How To Get Bicyclists To Obey Traffic Signals

After installing micro radar sensors in the pavement to monitor the behavior of bicyclists, Chicago has figured out how to make them obey traffic signals: give them their own.
"If you actually give a cyclist their own space and you give them their own signal, it's remarkable how their behavior changes," said Chicago Transporation Commissioner Gabe Klein at the Complete Streets Symposium hosted in Chicago Thursday and Friday.
In December, Chicago installed a two-way bicycle lane on Dearborn Street through The Loop, fitted it with signals and signs directed to bicyclists, and installed micro-radar sensors in the pavement that can detect bicyclists and differentiate them from cars.
Compliance with traffic signals jumped from 31 percent before the installation to 81 percent after, Klein said.
"So before the installation very few people were actually paying attention to lights, people were running them. It went from 31 percent before the installation, so only one third, to 81 percent afterwards. Just overnight. Just by giving them a space and a signal. Big big difference."

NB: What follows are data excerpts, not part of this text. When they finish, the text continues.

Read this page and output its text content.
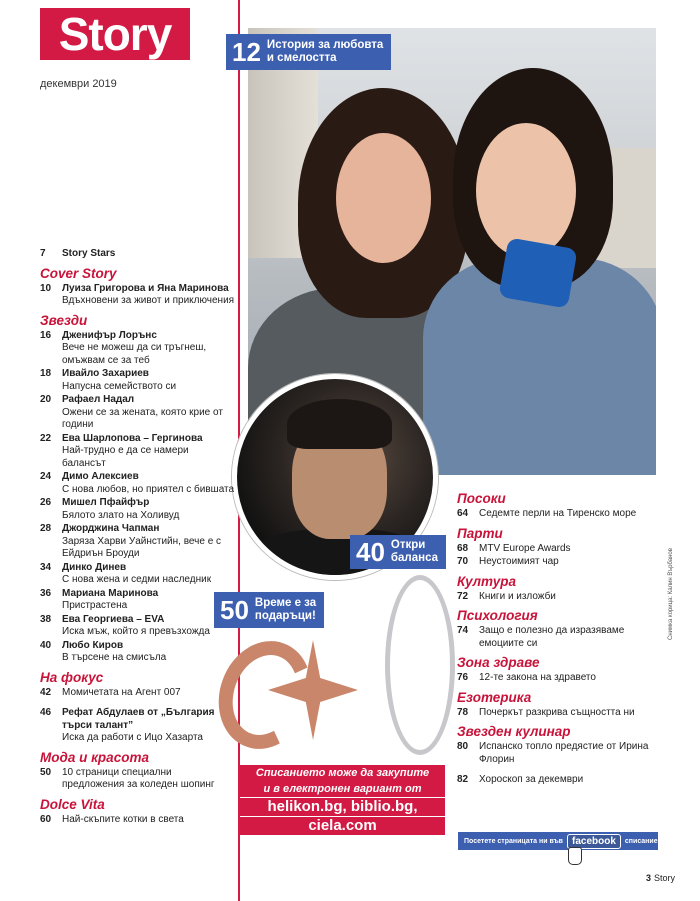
Story
декември 2019
12 История за любовта
и смелостта
40 Откри
баланса
50 Време е за
подаръци!
Списанието може да закупите
и в електронен вариант от
helikon.bg, biblio.bg,
ciela.com
7	Story Stars
Cover Story
10	Луиза Григорова и Яна Маринова
Вдъхновени за живот и приключения
Звезди
16	Дженифър Лорънс
Вече не можеш да си тръгнеш, омъжвам се за теб
18	Ивайло Захариев
Напусна семейството си
20	Рафаел Надал
Ожени се за жената, която крие от години
22	Ева Шарлопова – Гергинова
Най-трудно е да се намери балансът
24	Димо Алексиев
С нова любов, но приятел с бившата
26	Мишел Пфайфър
Бялото злато на Холивуд
28	Джорджина Чапман
Заряза Харви Уайнстийн, вече е с Ейдриън Броуди
34	Динко Динев
С нова жена и седми наследник
36	Мариана Маринова
Пристрастена
38	Ева Георгиева – EVA
Иска мъж, който я превъзхожда
40	Любо Киров
В търсене на смисъла
На фокус
42	Момичетата на Агент 007
46	Рефат Абдулаев от „България търси талант”
Иска да работи с Ицо Хазарта
Мода и красота
50	10 страници специални предложения за коледен шопинг
Dolce Vita
60	Най-скъпите котки в света
Посоки
64	Седемте перли на Тиренско море
Парти
68	MTV Europe Awards
70	Неустоимият чар
Култура
72	Книги и изложби
Психология
74	Защо е полезно да изразяваме емоциите си
Зона здраве
76	12-те закона на здравето
Езотерика
78	Почеркът разкрива същността ни
Звезден кулинар
80	Испанско топло предястие от Ирина Флорин
82	Хороскоп за декември
Посетете страницата ни във facebook	списание Story
Снимка корица: Калин Върбанов
3 Story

Because the city had to simultaneously upgrade the signals for cars and pedestrians, traffic time has also improved for cars and pedestrians using Dearborn, Klein said.
The Dearborn installation has not been without hiccups. In May, a restaurant put stop signs in the bike lane to remind bicyclists to stop for pedestrians. The city removed them and has painted signs on the pavement reminding pedestrians to watch for bicyclists.
Earlier this year the Chicago Department of Transportation adopted a policy prioritizing forms of transportation that have the least impact on the city: "All transportation projects and programs, from scoping to maintenance, will favor pedestrians first, then transit riders, cyclists, and automobiles.”
Not all motorists are thrilled with the new priorities, as expressed by "Mike," a commenter on Chicago's streetsblog:
The city streets do NOT revolve around bicyclists! There should be stop signs for bicyclists in every bike lane around the city. Bicycles should have to follow every rule other vehicles have to on the road, INCLUDING stopping at lights and signs. Bicyclists are NOT I repeat ARE NOT the reason these streets were created. Its for the CARS. Stop giving privileges to bicyclists, they pay no insurance, registration, licence plate fees, and are a general nuisance to the rest of the city. These bike lanes and bikers need to be regulated NOW!
Klein says motorists are not the only ones disturbed by rogue bicyclists:
"One of the biggest complaints you hear particularly from non-bikers, but even from bikers like myself, [is] cyclists who run signals."
From the bicyclists' perspective, traffic signals have traditionally been designed for cars, are often triggered when they detect cars (but not bikes), and sometimes it seems safer to disobey traffic signals. Phys.org conducted a survey of bicyclists about this behavior and published the top reasons bicyclists disobey red lights:
I was turning left (the U,S, equivalent would be a right on red)
The inductive loop doesn't detect my bike
There were no other road users
It was a pedestrian crossing
A bicyclist was killed last week at an unimproved intersection in Chicago while turning left against a red light.